I know I’m using LLVM 9.0.1, but is latest 10 (or 11) coming to master?

I’m just curious if Julia will optimize better (it’s already good, better than C), no rush.

It seems JuliaLang/julia uses LLVM, not LLVM from Yggrasil (where there is version 10).

I’m a bit confused seeing 8 here, and 9 before, what’s he meaning of that:

and what is:

Can you switch LLVM at runtime?

B.
I was looking into Fasta at the Benchmark Game, and despite i looking to be 2.3x slower than Haskell (fastest) and C, it’s actually faster than the C code on my machine, when excluding the startup cost:

With PackageCompiler.jl I can reduce the startup cost, but not to zero as in the REPL. I know about the filtered option, how much is possible to filter out in theory? All but the GC? E.g. LLVM (for that program, I know, in general you might need it it). That program (and most) reles in the GC (and Base.Threads and IO), but let’s say it wouldn’t, could you also strip out the GC?

1 Like

A. LLVM 8 is used for julia 1.4. In general, you shouldn’t expect newer versions of LLVM to magically speed up code (sometimes it does, and that’s a nice surprise). Looks like LLVM 10 support is at least in-progress on master. Switching llvm used for codegen at runtime probably isn’t possible (but someone may contradict me on this).
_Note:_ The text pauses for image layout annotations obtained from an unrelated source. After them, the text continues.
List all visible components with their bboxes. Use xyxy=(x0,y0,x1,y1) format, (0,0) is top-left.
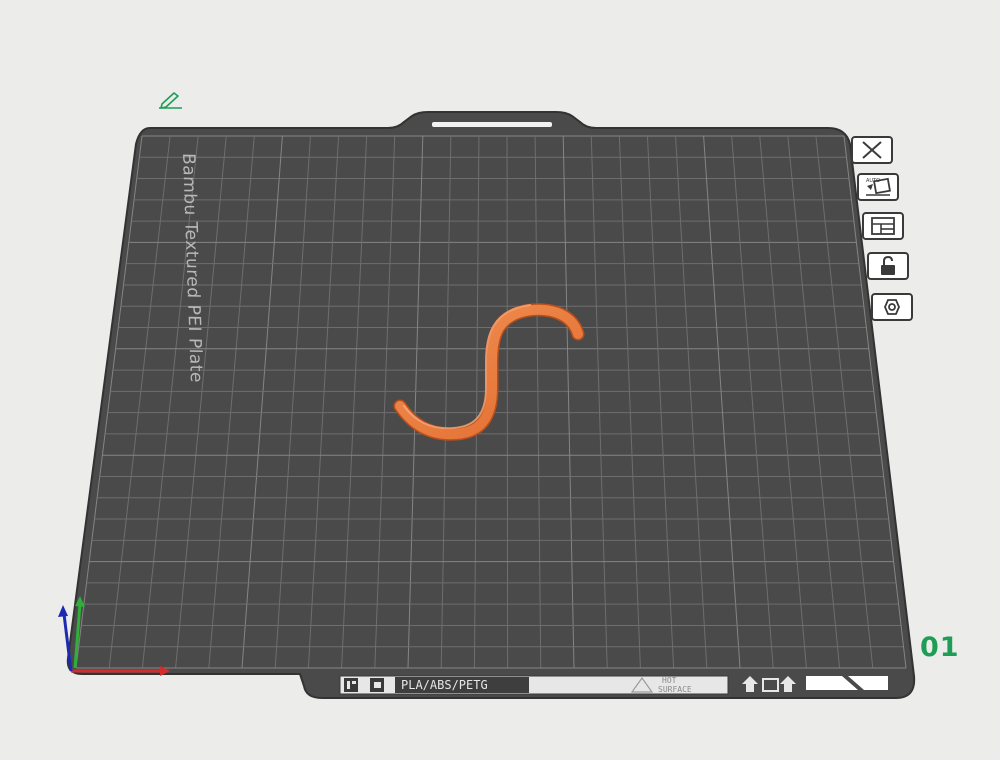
lock-button[interactable] xyxy=(867,252,909,280)
plate-handle-slot xyxy=(432,122,552,127)
delete-plate-button[interactable] xyxy=(851,136,893,164)
hot-surface-line2: SURFACE xyxy=(658,685,692,694)
auto-arrange-icon: AUTO xyxy=(866,177,891,196)
hot-surface-line1: HOT xyxy=(662,676,677,685)
orient-button[interactable] xyxy=(862,212,904,240)
plate-number[interactable]: 01 xyxy=(920,632,960,663)
auto-arrange-button[interactable]: AUTO xyxy=(857,173,899,201)
plate-settings-button[interactable] xyxy=(871,293,913,321)
materials-label: PLA/ABS/PETG xyxy=(395,677,529,693)
layout-icon xyxy=(871,217,895,235)
unlock-icon xyxy=(881,255,895,275)
edit-plate-name-icon[interactable] xyxy=(156,90,184,114)
grid-line xyxy=(506,135,509,669)
close-icon xyxy=(862,141,882,159)
hexagon-settings-icon xyxy=(884,299,900,315)
build-plate-viewport[interactable] xyxy=(0,0,1000,760)
layout-logo-icon xyxy=(344,678,358,692)
auto-arrange-icon-text: AUTO xyxy=(866,178,880,184)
B. Hi. I wrote that Fasta benchmark. There’s definitely room for improvement there. In general, I’ve found that using Channels has a large negative effect on compile-time. If you want to speed it up, the best way would be to rewrite it in a way that doesn’t rely on Channels. :slight_smile: You’ll get a lot more mileage out of that than the more exotic changes you’re suggesting.

The maintainer of the benchmarksgame isn’t likely to alter the Julia benchmarks to use a compile step like PackageCompiler (from previous conversations I’ve had with him).
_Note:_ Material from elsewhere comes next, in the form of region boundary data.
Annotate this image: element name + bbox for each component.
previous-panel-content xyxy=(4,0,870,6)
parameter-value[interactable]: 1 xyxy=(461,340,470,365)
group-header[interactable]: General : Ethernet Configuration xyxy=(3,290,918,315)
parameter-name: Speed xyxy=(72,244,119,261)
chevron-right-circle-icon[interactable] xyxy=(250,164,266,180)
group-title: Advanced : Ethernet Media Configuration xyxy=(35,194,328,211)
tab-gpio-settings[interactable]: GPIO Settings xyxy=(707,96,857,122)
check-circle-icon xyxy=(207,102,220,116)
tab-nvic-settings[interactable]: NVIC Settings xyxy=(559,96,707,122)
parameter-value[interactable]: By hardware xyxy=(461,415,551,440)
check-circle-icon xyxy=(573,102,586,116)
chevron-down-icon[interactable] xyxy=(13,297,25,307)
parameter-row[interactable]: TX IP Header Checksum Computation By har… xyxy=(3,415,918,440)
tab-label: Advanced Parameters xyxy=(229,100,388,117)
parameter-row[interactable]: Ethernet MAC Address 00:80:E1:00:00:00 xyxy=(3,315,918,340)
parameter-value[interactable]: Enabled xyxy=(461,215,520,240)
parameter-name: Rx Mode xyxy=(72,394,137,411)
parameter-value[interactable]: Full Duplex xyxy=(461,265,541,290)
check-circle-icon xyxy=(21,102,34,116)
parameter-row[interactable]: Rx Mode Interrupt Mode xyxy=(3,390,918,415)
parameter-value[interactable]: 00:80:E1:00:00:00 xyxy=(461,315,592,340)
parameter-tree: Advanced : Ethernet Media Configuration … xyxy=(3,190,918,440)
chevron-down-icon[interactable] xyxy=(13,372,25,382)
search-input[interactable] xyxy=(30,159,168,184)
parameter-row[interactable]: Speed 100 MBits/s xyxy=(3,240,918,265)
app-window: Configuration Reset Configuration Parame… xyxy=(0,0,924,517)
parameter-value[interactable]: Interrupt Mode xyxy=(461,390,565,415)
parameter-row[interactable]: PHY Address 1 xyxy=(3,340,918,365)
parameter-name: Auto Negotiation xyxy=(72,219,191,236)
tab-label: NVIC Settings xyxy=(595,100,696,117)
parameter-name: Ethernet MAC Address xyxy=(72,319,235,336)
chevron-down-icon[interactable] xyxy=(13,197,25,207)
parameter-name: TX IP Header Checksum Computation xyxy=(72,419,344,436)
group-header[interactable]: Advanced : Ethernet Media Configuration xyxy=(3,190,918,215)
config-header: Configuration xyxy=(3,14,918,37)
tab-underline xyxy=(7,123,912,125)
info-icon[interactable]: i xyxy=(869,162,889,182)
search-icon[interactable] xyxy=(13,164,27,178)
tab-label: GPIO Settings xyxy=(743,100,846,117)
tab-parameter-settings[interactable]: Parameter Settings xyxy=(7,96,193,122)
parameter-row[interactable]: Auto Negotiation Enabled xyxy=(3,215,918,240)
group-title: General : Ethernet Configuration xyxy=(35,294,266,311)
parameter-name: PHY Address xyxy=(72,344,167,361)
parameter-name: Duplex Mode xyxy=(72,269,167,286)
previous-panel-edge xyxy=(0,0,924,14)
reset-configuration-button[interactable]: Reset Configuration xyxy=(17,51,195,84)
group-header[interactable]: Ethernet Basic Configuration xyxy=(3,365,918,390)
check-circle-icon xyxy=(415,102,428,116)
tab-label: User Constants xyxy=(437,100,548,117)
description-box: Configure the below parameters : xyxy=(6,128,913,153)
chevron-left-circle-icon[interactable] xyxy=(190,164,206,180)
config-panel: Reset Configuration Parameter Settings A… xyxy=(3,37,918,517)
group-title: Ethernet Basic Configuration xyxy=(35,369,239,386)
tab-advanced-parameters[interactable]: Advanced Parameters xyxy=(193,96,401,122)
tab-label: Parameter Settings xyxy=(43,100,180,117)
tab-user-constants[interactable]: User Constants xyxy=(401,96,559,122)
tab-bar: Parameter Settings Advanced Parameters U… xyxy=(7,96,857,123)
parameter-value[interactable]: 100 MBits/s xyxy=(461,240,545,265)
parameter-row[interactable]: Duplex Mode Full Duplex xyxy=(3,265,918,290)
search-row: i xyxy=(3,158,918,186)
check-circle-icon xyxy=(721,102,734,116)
Also, GC isn’t a standard library, so the standard library filtering option in PackageCompiler doesn’t apply. In general, filtering standard libraries shouldn’t affect performance; only the size of binary generated.

3 Likes

Yes, I know filtering will not affect the generated assembly.
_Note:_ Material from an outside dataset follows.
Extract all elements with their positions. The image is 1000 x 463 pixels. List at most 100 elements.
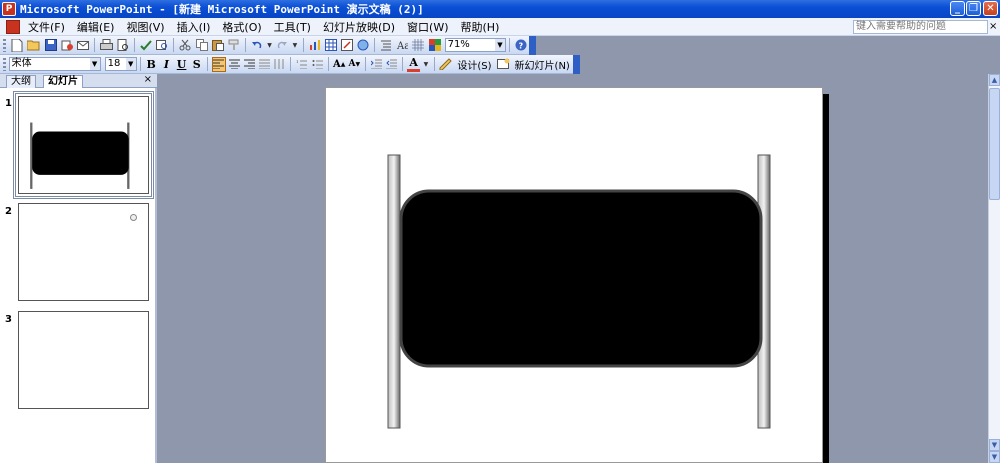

Your program seems fastest as is, not sure about any definite improvement at runtime (only at compile time? and yes I want it excluded from the “runtime”…):

julia> include("Fasta/src/Fasta.jl")

julia> @btime Fasta.fasta(25000000, devnull)
  985.302 ms (41595 allocations: 956.91 MiB)

[The C program (and I guess the Haskell program, claimed fastest) is over 1 sec on my machine.]

However (next line applies to above and below):
$ export JULIA_NUM_THREADS=4

$ time julia-1.5-012b270df6/bin/julia -O3 -- fasta.jl 25000000 >/dev/null

real	0m2.019s
user	0m5.920s
sys	0m0.559s

$ time FastaAppCompiled/bin/Fasta 25000000 >/dev/null

real	0m1.786s
user	0m5.759s
sys	0m0.598s

I do not recall if I used this to compile your program:

export JULIA_LLVM_ARGS=-unroll-threshold=500

but it didn’t seem to matter, maybe with other value?

Interesting, but wouldn’t apply to PackageCompiler at runtime?